We have said before that it’s really just a few Environmentalist cranks who talk about population control in positive terms, and that most of us are repelled by the idea. Even the editorial pages of the green-thinking Guardian are unsympathetic:
The problem that the BMJ authors and others highlight is real; the solution they give, however, is plain wrong […] Population control has a terrible reputation: India’s forced-sterilisation programme was among the blackest points in its recent history. Just as there is a reason why prophets come back into fashion, so there is normally a reason why history turned its back on them. In Malthus’ case, he was simply wrong.

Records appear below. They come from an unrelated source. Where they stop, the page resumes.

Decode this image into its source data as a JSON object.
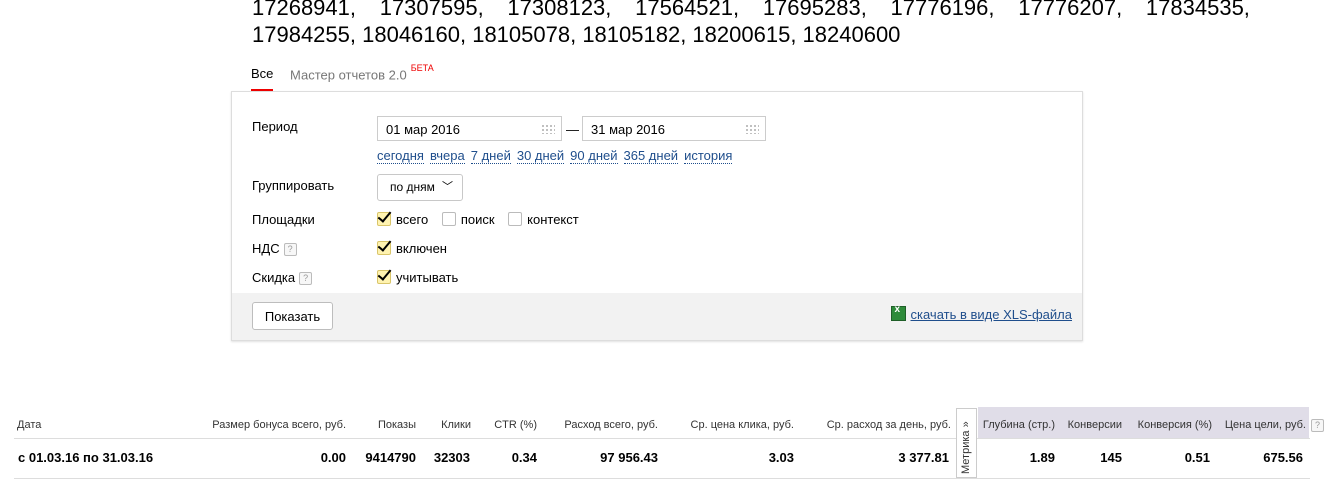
{
  "campaign_ids": {
    "line1": [
      "17268941,",
      "17307595,",
      "17308123,",
      "17564521,",
      "17695283,",
      "17776196,",
      "17776207,",
      "17834535,"
    ],
    "line2": "17984255, 18046160, 18105078, 18105182, 18200615, 18240600"
  },
  "tabs": {
    "all": "Все",
    "master": "Мастер отчетов 2.0",
    "master_badge": "БЕТА"
  },
  "form": {
    "period_label": "Период",
    "date_from": "01 мар 2016",
    "date_sep": "—",
    "date_to": "31 мар 2016",
    "quick": [
      "сегодня",
      "вчера",
      "7 дней",
      "30 дней",
      "90 дней",
      "365 дней",
      "история"
    ],
    "group_label": "Группировать",
    "group_value": "по дням",
    "sites_label": "Площадки",
    "sites": {
      "all": "всего",
      "search": "поиск",
      "context": "контекст"
    },
    "vat_label": "НДС",
    "vat_value": "включен",
    "discount_label": "Скидка",
    "discount_value": "учитывать",
    "help": "?",
    "show_button": "Показать",
    "xls_link": "скачать в виде XLS-файла"
  },
  "metrika_tab": "Метрика »",
  "table": {
    "headers": {
      "date": "Дата",
      "bonus": "Размер бонуса всего, руб.",
      "shows": "Показы",
      "clicks": "Клики",
      "ctr": "CTR (%)",
      "spend": "Расход всего, руб.",
      "cpc": "Ср. цена клика, руб.",
      "daily": "Ср. расход за день, руб.",
      "depth": "Глубина (стр.)",
      "conv": "Конверсии",
      "conv_rate": "Конверсия (%)",
      "goal_price": "Цена цели, руб."
    },
    "row": {
      "date": "с 01.03.16 по 31.03.16",
      "bonus": "0.00",
      "shows": "9414790",
      "clicks": "32303",
      "ctr": "0.34",
      "spend": "97 956.43",
      "cpc": "3.03",
      "daily": "3 377.81",
      "depth": "1.89",
      "conv": "145",
      "conv_rate": "0.51",
      "goal_price": "675.56"
    }
  }
}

But while few can bring themselves to agree with Guillebaud and Hayes’ misanthropic vision, Environmentalism remains dependent on the notion of population control. In fact, the Environmentalist case falls apart without it. Take Caroline Lucas’s claim that
this planet has finite resources. You cannot go on growing indefinitely on a finite planet
Though she’s talking about economic growth, her argument extends unavoidably to population growth. And it’s equally flawed whichever one you apply it to. But given the green establishment’s reliance on the concept of sustainability, it’s strange perhaps that it keeps resoundingly schtum on matters of population. The only occasions that the ‘issue’ of over-population gets an airing is when some eco-warrior pitches into an internet forum with something along the lines of ‘when will we acknowledge the elephant in the room and face up to the fact that there’s just too many people?’, which is usually received with an embarrassed silence, or when one of the small cabal centred around the Optimum Population Trust manages to secure a few column inches. (Unless you count this.)

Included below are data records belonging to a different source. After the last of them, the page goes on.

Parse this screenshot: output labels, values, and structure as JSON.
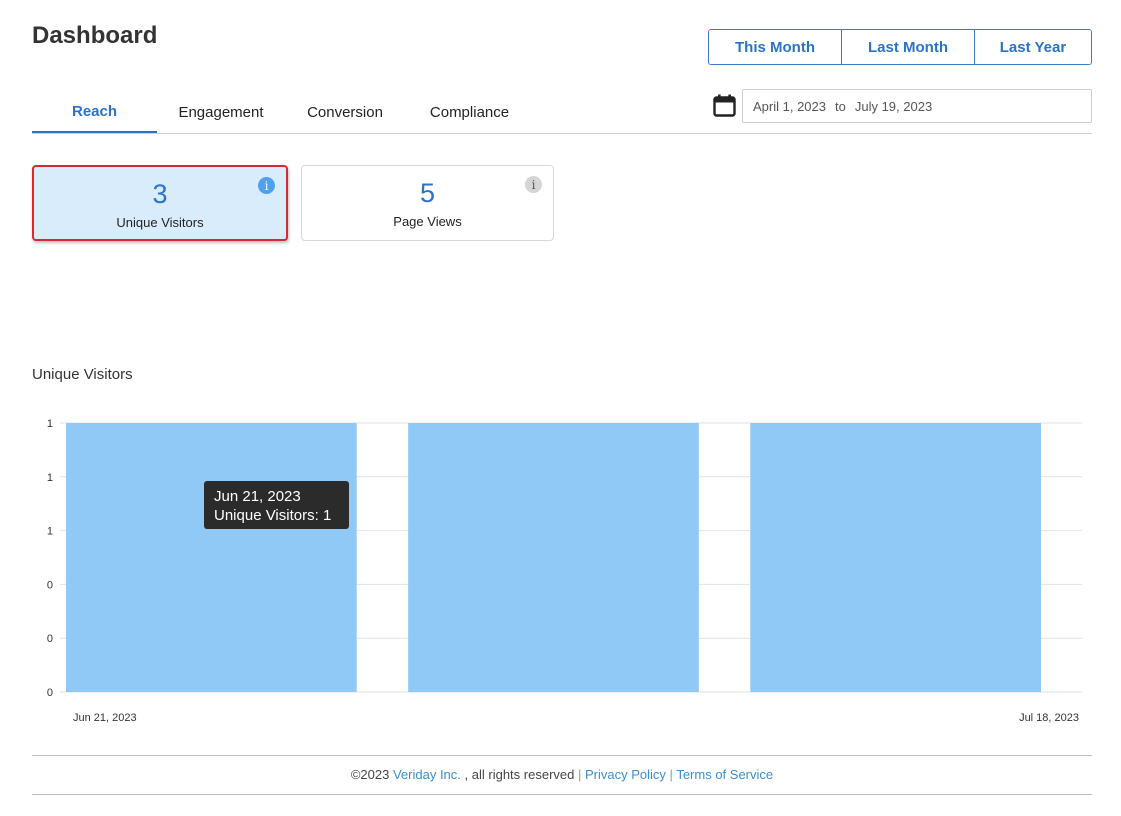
{
  "page": {
    "title": "Dashboard"
  },
  "range_buttons": [
    "This Month",
    "Last Month",
    "Last Year"
  ],
  "tabs": [
    "Reach",
    "Engagement",
    "Conversion",
    "Compliance"
  ],
  "active_tab": "Reach",
  "date_range": {
    "from": "April 1, 2023",
    "to_label": "to",
    "to": "July 19, 2023"
  },
  "cards": [
    {
      "value": "3",
      "label": "Unique Visitors",
      "selected": true
    },
    {
      "value": "5",
      "label": "Page Views",
      "selected": false
    }
  ],
  "info_glyph": "i",
  "chart_data": {
    "type": "bar",
    "title": "Unique Visitors",
    "categories": [
      "Jun 21, 2023",
      "",
      "Jul 18, 2023"
    ],
    "values": [
      1,
      1,
      1
    ],
    "ytick_labels": [
      "1",
      "1",
      "1",
      "0",
      "0",
      "0"
    ],
    "x_endpoint_labels": [
      "Jun 21, 2023",
      "Jul 18, 2023"
    ],
    "ylim": [
      0,
      1
    ],
    "grid": true,
    "bar_color": "#90c8f6"
  },
  "tooltip": {
    "line1": "Jun 21, 2023",
    "line2": "Unique Visitors: 1"
  },
  "footer": {
    "copyright": "©2023",
    "company": "Veriday Inc.",
    "rights": ", all rights reserved",
    "sep": "|",
    "privacy": "Privacy Policy",
    "terms": "Terms of Service"
  },
  "colors": {
    "accent": "#2a73c7",
    "selected_border": "#d9282f",
    "selected_bg": "#d8ecfc"
  },
  "icons": {
    "calendar": "calendar-icon",
    "info": "info-icon"
  }
}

The Green Party, despite having supposedly discussed the matter at its spring conference this year, have no policy on population. All they have to say on the subject is embedded within a so-called ‘policy pointer‘:
a stable or slowly reducing population is also necessary to achieve a sustainable and equitable society
That’s not to say they don’t think there are too many people – they almost certainly do. Or that they are not not concerned that their lack of commitment on the subject undermines their political philosophy – they must be. It’s just that they know that coming out of the closet on over-population will make them even more unelectable than they already are.
Nothing humans have ever done has been sustainable; and nothing that is billed as ‘sustainable’ is sustainable in the sense that it can continue indefinitely. Likewise, nothing is renewable in the sense that Environmentalists mean ‘renewable’. Paving the Sahara with photo-voltaics would be neither renewable nor sustainable. It would be bound to affect local and even global climate. And yet it would be worth doing because of the vast amounts of energy it would provide. But Environmentalists only ever sell ‘renewables’ to us on the basis that it will allow us to keep the lights on given that we’re all going to have to batten down the hatches, scrimp and save, make do and mend. That is all Environmentalism has to offer us, as spelled out, as it happens, in the sub-title of Sir David King’s book, The Hot Topic – How to Tackle Global Warming and Still Keep the Lights On.

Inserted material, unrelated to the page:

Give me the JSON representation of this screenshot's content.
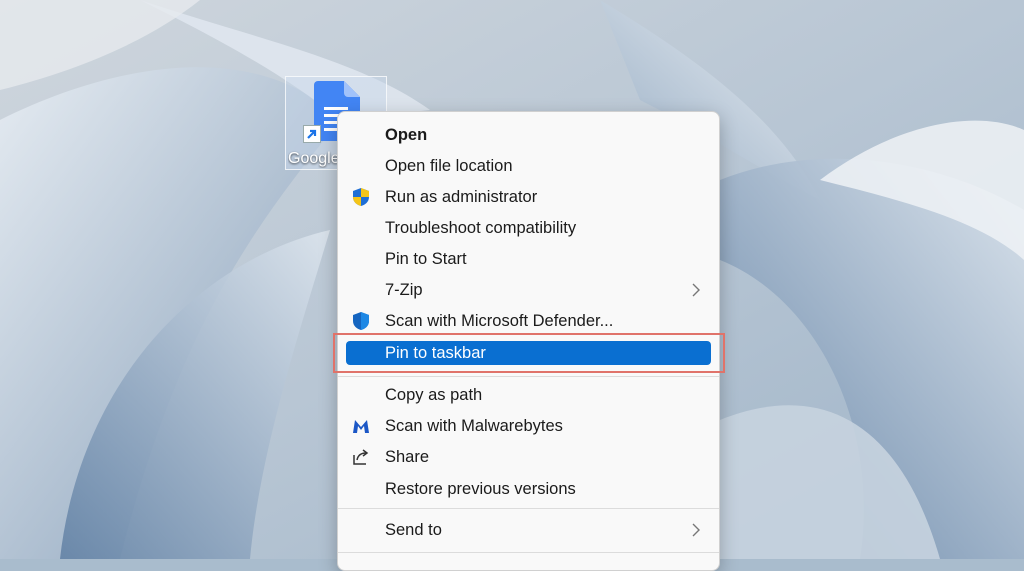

We suggest that greens are pro-‘renewables’ not because they are sustainable or renewable, but because they have not been expected to produce more energy than we have available to us at the moment. The test of that will be to watch and see as the green movement starts opposing large-scale solar projects such as this one.
Given that population control is so repulsive to so many, the only question we need to be discussing is this: How do we provide more energy and more resources for more people? And that’s a discussion that Environmentalists can take no part in. They’ll just have to settle for the voices in their heads for company.